Erika Proko Hamilton is remembered at Washington and Lee University as a “superstar” as a tennis player, the school’s sports information director says.

But in a blog post saluting the 2003 graduate upon her induction into the school’s athletics hall of fame this year, Brian Laubscher added: “Whenever I think of Erika, I see the perfect student-athlete more than just the athlete. Not only was she nearly unbeatable on the court (92-20 in singles and 104-27 in doubles), but she claimed a crazy-good GPA as a neuroscience major.”

She wasn’t just active competitively on the national level. An NCAA Woman of the Year finalist, she was also a member of the Division III Student-Athlete Advisory Committee and represented the division on the NCAA Committee on Competitive Safeguards and Medical Aspects of Sports.

A decade after collecting a long list of both athletic and academic honors, she’s still a superstar. But now she’s excelling in medicine, building upon an advocacy for breast cancer awareness that dates back to her senior year in high school, when her mother was diagnosed with and treated for the disease.

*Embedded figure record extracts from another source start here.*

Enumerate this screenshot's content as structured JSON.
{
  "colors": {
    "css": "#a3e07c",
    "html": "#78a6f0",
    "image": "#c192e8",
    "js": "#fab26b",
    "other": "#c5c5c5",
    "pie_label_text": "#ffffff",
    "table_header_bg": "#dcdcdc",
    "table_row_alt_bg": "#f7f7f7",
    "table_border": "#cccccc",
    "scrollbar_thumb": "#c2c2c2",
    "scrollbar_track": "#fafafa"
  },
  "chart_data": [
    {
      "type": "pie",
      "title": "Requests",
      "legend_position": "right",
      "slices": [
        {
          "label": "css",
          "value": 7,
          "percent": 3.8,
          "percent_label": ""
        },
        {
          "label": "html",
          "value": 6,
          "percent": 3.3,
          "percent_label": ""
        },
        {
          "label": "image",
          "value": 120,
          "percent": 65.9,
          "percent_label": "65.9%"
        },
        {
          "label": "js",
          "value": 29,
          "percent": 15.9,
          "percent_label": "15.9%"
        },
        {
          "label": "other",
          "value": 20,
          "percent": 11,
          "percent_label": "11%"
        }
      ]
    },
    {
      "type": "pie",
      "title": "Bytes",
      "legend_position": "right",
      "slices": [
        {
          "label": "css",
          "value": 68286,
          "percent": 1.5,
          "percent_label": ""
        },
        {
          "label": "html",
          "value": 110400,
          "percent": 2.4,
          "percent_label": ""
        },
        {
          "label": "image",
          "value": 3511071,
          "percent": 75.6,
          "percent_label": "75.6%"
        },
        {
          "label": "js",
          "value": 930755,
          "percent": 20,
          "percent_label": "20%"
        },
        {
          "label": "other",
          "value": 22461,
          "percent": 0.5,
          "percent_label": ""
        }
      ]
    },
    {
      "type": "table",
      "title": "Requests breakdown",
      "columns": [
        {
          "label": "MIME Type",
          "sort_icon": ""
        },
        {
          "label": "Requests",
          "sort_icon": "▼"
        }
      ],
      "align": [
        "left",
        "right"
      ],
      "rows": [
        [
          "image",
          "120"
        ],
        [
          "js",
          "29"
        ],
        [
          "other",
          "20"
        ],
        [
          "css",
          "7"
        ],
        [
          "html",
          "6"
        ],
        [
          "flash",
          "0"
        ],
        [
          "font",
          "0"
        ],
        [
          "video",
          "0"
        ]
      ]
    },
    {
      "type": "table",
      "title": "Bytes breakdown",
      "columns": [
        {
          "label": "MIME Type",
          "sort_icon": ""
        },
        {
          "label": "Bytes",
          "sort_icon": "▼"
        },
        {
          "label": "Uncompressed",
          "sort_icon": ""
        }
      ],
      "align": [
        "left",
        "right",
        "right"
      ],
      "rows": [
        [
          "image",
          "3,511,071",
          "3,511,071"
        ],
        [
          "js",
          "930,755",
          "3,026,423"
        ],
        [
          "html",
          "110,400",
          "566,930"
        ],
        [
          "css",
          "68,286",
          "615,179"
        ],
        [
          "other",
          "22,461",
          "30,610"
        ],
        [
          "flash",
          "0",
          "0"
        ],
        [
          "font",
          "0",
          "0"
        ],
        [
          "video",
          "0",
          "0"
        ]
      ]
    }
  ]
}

Recently, the University of North Carolina medical school graduate—and recipient of an NCAA postgraduate scholarship—completed a hematology/oncology fellowship at the Duke University Medical Center, where her research focused on breast cancerl. She is now on the staff of the Sarah Cannon Research Institute in Nashville, Tenn., which sponsors community-based clinical trials in oncology.

“In one word, Erika was driven to succeed,” Laubscher wrote.  “She strived to become a doctor in order to help others.  I had no doubt she would succeed even then.”

Nominated by Brian Laubscher, director of sports information at Washington and Lee University.